The most common allergenic foods include milk and dairy products, egg, gluten containing cereals (e.g., wheat, rye, barley), fish, crustaceans, shellfish and legumes (e.g., peanut, soybean) (Śpičák, 2010). Legumes are essential constituent of human diets as they are rich source of proteins and oils but unfortunately, legumes are also important source of allergens. The legume allergens are mainly associated with four protein families (i) Cupins (ii) Prolamins (both included in seed storage proteins), (iii) Profilins and (iv) Pathogen related proteins. In recent years, the major allergens from different legumes have been identified and characterized including peanut (Ara h1–Ara h7), soybean (Gly mBD), green gram (Vig r2-Vig5), red gram (Caj c1–Caj c6) and green bean (Pha v3) that are responsible for IgE- mediated allergic reactions in susceptible individuals (Verma et al., 2013). Among leguminous crops, chickpea (CP) is also one of the most commonly consumed legume, particularly in the populations of developing nations, and also in mediterranean areas as it is a good source of protein, soluble and insoluble fibres. Mature chickpea grains contain 60–65% carbohydrate, 6% fat, and 17% protein (Gopalan et al., 1989). However, allergenic potential of CP has not been explored well. Therefore, it is important to purify and explore the allergenic potential of IgE-binding CP proteins to understand their distinct role in allergy.

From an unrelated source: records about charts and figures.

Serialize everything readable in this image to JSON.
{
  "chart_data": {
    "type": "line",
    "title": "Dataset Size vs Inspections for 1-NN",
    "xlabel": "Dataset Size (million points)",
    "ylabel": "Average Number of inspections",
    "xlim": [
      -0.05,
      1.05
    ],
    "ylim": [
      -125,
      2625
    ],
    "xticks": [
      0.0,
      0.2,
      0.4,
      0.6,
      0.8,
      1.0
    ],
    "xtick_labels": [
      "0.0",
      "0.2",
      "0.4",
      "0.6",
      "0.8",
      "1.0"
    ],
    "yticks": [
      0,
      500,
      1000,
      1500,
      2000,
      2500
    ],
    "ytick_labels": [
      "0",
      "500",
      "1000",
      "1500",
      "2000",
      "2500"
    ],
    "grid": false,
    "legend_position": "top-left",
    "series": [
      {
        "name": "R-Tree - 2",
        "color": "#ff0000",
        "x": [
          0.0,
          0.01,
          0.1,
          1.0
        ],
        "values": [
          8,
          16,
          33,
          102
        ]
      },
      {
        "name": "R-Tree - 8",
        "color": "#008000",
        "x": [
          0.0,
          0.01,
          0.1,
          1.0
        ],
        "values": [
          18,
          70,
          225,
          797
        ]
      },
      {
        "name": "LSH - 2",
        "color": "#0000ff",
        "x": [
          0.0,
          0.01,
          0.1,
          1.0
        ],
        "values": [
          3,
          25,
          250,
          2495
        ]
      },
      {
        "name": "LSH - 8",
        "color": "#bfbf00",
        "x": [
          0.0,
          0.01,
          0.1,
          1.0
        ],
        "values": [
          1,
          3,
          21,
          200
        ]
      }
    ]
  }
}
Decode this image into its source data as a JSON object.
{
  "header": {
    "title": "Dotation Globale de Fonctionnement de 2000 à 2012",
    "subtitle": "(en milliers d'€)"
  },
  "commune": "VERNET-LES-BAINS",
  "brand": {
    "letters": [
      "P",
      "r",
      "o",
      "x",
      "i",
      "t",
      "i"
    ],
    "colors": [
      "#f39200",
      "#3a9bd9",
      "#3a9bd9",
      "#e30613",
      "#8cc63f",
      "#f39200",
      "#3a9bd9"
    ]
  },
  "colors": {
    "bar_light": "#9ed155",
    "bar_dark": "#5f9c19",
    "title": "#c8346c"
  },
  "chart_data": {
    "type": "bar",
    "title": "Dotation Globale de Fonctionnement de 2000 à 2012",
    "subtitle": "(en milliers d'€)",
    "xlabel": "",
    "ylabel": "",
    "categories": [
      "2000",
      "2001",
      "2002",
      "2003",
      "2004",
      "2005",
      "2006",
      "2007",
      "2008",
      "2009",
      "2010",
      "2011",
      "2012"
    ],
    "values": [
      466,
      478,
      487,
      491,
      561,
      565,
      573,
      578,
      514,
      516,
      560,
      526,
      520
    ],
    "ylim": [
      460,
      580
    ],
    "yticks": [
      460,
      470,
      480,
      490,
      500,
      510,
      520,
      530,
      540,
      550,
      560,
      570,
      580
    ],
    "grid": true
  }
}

In the earlier study, it was reported that CP is able to cause IgE-mediated allergic reactions in nasobronchial allergic patients and sensitized BALB/c mice, as CP-CPE contains seven IgE- binding proteins in the range of 15–95 kDa (Verma et al., 2012). However, purification and characterization of major CP allergens are necessary to explore the extent of allergenicity caused by purified allergens. Therefore, the aim of the present study was to purify the IgE- binding protein from CP-CPE by using column chromatography and further characterization by Liquid chromatography-tandem mass spectrometry (LC–MS/MS) analysis. In the current study, purification of CP 26 kDa protein was done as this protein showed the IgE-binding property with all screened CP sensitive patients. So, we decided to purify this 26 kDa major allergenic protein from CP and assessed the allergenic potential of this protein in vitro as well as in vivo situations.